Louis Varland – I wonder how much Cora and Thomson’s firings affect John Schneider’s thought process on going with Varland over Hoffman. Not overtly, but has to be subconscious.

Jacob Latz – His peripherals are so hilariously awful, but guess what, Jakob Junis hasn’t been much better.

Juan Morillo – Morillo is why it’s impossible to rank or draft middle relievers. They always come out of nowhere. His peripherals are gorge. Were they previously? Never, nuh-uh, at no point. Which leads me to believe it may not continue, but maybe Morillo willo.

SELL

Fernando Tatis Jr. – One word: Scared. Two words: Uh oh. Three words: Fun the Jewels. Four words: Run from the Jewels. His Statcast has me shook. How quickly can he fix his Launch Angle? Because shizz is broken.
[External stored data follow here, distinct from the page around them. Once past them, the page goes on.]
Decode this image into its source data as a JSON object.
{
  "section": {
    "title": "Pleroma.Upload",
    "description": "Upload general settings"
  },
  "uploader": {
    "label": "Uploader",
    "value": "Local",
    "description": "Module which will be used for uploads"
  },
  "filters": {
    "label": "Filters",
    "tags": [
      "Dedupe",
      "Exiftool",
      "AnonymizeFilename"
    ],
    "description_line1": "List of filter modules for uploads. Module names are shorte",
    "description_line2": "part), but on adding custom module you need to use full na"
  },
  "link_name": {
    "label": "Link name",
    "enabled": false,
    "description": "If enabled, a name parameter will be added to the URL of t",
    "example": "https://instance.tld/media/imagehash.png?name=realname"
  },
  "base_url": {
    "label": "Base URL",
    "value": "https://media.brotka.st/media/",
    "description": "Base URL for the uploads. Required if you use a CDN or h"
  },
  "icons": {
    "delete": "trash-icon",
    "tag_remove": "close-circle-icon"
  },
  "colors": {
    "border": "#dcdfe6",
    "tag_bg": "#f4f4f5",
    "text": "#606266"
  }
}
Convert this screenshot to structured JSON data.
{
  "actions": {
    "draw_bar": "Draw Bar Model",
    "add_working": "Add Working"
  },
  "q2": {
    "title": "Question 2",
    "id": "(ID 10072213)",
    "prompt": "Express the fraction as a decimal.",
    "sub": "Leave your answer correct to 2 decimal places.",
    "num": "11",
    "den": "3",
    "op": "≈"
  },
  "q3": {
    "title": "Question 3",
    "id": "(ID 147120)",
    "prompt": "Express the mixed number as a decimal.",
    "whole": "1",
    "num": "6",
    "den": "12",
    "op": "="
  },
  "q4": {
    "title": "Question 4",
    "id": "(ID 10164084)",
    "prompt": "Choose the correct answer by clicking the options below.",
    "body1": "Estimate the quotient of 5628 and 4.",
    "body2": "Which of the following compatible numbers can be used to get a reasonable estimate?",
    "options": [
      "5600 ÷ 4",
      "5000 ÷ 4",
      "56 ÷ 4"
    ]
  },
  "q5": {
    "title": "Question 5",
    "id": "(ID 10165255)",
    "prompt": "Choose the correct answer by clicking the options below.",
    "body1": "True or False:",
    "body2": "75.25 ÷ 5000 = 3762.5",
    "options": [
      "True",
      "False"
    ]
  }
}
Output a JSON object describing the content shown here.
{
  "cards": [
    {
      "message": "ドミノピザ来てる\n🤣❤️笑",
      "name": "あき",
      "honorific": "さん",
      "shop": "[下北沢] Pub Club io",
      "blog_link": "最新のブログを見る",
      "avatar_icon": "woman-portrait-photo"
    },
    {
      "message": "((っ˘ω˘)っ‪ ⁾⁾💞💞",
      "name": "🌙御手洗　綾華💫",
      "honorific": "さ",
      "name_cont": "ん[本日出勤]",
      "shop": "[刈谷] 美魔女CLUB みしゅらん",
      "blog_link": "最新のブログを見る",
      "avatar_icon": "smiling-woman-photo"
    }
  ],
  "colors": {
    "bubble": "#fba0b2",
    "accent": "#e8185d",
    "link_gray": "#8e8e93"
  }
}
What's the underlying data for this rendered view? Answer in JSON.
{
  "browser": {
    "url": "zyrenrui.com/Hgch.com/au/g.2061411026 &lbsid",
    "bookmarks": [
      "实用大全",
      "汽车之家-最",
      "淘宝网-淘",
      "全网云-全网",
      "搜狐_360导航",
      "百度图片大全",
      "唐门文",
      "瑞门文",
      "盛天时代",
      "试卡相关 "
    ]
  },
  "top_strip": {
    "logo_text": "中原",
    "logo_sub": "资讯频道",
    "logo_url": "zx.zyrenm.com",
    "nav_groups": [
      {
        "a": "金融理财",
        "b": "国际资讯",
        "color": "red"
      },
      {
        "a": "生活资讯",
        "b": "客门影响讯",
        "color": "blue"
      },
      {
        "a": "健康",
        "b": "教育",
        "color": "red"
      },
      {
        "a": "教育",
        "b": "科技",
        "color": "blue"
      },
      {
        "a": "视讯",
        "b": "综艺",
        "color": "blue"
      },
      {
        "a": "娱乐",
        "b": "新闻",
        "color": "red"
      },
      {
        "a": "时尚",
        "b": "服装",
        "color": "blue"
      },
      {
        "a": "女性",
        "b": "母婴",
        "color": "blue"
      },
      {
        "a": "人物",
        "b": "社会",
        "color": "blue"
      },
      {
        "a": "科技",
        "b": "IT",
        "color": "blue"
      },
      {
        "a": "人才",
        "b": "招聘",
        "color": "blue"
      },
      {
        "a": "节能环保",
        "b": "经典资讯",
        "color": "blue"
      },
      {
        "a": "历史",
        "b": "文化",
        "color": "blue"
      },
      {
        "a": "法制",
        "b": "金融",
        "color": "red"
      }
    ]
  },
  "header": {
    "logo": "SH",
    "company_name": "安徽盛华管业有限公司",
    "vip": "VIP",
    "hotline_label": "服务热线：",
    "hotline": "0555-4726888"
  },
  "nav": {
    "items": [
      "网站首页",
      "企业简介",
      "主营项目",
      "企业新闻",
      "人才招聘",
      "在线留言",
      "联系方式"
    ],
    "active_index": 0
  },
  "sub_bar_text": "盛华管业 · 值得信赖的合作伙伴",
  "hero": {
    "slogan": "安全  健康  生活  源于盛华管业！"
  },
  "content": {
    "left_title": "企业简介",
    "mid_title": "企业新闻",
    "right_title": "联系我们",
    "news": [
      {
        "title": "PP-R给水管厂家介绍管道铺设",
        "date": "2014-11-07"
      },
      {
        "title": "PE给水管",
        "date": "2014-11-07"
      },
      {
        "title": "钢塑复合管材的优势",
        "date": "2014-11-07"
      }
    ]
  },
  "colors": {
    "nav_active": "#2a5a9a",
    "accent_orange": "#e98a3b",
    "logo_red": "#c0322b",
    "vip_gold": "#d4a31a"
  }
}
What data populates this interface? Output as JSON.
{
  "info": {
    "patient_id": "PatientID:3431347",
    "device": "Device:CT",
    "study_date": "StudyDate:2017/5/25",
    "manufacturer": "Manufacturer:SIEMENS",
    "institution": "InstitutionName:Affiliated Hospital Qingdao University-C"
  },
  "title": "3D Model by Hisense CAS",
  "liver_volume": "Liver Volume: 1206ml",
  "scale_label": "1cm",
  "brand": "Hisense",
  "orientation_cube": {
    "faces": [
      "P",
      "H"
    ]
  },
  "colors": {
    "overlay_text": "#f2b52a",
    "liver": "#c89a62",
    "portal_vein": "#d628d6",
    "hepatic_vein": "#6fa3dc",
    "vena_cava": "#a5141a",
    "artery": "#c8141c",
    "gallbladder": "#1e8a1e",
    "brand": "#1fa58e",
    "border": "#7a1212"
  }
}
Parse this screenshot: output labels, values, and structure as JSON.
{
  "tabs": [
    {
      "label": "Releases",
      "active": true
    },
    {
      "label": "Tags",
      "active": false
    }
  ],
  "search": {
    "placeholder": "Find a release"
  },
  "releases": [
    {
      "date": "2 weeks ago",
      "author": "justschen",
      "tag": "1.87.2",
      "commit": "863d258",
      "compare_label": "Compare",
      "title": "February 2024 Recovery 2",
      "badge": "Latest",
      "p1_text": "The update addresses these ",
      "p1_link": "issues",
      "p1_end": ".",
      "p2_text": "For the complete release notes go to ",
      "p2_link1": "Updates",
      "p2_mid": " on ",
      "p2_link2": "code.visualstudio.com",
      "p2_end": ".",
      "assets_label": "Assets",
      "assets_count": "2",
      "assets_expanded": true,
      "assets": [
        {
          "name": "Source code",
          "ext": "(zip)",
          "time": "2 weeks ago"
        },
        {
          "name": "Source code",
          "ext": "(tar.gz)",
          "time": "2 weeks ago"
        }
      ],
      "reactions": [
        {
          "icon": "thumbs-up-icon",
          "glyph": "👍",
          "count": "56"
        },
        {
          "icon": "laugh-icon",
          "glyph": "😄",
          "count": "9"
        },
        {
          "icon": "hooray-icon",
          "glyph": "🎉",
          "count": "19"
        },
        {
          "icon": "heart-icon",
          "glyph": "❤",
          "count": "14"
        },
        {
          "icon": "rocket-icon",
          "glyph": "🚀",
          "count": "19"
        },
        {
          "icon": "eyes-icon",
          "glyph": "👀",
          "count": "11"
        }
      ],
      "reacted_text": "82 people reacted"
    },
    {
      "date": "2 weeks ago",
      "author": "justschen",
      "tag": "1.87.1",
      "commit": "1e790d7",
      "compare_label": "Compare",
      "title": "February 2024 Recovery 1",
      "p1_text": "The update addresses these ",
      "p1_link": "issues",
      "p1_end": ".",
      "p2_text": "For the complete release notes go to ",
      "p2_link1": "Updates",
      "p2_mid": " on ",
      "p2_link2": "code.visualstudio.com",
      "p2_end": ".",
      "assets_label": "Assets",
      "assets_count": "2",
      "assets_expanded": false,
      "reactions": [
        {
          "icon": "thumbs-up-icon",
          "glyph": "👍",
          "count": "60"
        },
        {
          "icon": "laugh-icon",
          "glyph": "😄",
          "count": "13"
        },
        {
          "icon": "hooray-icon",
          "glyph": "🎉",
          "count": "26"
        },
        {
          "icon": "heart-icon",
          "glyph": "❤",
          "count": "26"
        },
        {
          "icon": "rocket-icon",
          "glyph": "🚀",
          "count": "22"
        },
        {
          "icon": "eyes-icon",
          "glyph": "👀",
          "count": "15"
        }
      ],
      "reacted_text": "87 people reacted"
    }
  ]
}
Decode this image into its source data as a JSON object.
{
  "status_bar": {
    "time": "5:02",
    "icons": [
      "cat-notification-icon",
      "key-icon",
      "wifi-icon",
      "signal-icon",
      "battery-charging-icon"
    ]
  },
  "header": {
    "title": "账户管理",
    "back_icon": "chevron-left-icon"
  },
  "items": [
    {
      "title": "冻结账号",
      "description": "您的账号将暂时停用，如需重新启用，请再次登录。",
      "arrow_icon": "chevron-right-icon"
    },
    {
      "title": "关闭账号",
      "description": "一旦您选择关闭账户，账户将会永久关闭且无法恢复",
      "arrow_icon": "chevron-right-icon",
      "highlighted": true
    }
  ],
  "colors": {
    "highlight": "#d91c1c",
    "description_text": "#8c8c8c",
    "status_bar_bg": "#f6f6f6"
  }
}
He looks like worms should call one of those park bench attorneys and sue him. (By the way, I googled “Can worms sue” and my google replied, “Do you have brain damage?”) Fun The Jewels is hitting the ball as hard as anyone in the majors, but when you drive the ball into the ground and hit four-and-a-half foot 110 MPH grounders, it’s not great for your fantasy value. There’s some optimism here because of how hard he’s hitting the ball, but his ground balls have been trending up (ironically) for the last few years, and he’s looking a lot like Christian Yelich, That’s not an unusable player, but a 20/20/.280 hitter is a lot different than a top 12 overall player. I wouldn’t sell Tatis for five minutes on the Mad Hatter Teacups a ride after a kid got sick, but I would go to the Fantasy Baseball Trade Analyzer and explore options.